Cisco notes that Predator uses this feature cautiously. The malware does not install certificates at the system level, as this can interfere with the operation of the device and attract the user’s attention.

Missing Parts

Despite this in-depth analysis of spyware components, researchers do not know the details of two modules – “tcore” (the main component) and “kmem” (privilege escalation mechanism). Both are loaded into the Python Predator runtime.

Analysts believe “tcore” tracks the geolocation of the target, takes pictures from the camera or simulates turning off the device. In turn, “kmem” provides random read and write access to kernel space.

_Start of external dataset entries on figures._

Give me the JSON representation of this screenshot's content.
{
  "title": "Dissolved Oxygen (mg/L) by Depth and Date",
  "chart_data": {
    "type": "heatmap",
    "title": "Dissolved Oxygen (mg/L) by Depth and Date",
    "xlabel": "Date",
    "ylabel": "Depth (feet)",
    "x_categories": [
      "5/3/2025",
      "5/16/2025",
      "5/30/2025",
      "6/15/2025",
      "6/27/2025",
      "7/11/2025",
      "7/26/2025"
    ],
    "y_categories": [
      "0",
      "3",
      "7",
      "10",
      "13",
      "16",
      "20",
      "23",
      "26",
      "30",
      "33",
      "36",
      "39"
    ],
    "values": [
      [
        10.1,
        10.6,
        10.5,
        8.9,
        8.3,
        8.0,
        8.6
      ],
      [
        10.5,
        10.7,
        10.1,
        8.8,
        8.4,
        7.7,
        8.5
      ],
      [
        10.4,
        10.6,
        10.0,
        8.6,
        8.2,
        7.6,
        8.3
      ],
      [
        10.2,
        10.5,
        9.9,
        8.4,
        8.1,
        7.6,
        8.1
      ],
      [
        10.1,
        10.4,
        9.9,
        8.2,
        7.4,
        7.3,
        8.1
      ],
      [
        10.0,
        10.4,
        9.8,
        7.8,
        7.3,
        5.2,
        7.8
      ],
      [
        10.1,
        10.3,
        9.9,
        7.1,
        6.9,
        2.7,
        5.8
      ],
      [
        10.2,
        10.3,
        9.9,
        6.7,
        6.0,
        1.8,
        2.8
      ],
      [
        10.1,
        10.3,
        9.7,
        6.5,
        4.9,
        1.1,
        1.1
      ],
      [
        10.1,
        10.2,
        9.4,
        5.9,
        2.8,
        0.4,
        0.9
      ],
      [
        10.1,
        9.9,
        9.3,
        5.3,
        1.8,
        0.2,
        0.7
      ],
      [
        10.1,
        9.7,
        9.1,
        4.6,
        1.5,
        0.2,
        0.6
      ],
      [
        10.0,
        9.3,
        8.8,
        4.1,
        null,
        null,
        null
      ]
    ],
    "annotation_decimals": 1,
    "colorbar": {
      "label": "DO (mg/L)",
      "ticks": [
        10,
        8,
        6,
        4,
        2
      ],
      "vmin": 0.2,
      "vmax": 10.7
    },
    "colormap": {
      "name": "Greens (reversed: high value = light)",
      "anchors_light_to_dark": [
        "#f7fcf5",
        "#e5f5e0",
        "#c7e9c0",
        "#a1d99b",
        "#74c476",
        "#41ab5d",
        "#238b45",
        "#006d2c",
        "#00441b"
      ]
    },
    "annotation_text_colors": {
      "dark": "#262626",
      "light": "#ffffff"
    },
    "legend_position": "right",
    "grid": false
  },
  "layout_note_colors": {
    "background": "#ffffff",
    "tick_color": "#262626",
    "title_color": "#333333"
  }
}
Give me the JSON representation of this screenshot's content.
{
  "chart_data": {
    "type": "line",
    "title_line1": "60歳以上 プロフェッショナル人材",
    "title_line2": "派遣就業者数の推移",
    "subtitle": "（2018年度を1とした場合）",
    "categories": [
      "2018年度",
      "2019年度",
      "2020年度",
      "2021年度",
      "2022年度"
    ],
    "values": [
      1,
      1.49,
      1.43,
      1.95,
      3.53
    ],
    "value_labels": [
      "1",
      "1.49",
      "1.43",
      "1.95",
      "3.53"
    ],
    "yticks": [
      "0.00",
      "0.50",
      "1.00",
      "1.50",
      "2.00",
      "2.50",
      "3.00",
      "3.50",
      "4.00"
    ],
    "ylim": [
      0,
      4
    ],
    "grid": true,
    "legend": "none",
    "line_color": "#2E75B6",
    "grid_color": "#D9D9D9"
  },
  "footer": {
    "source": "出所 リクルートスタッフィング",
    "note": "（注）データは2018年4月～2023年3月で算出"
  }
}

Because the modules cannot be extracted from infected devices, parts of Predator spyware still remain unexplored.

Predator was developed by Cytrox, which is based in North Macedonia and sells commercial spyware and other surveillance tools. Cytrox is also behind another spyware called Hermit that has been used to hack into the smartphones of journalists and activists in India.

Predator is not the only spyware that is being used to target high-risk users. Another example is Pegasus, developed by the Israeli company NSO Group. Pegasus can also hack and track Android and iOS smartphones. Pegasus has been used to spy on journalists, human rights activists, politicians and businessmen around the world.

Apple, one of the smartphone manufacturers under attack by Predator and Pegasus, launched a new security feature called Lockdown Mode in iOS 16, iPadOS 16, and macOS Ventura. This feature blocks certain features to provide maximum protection against “targeted cyberattacks”.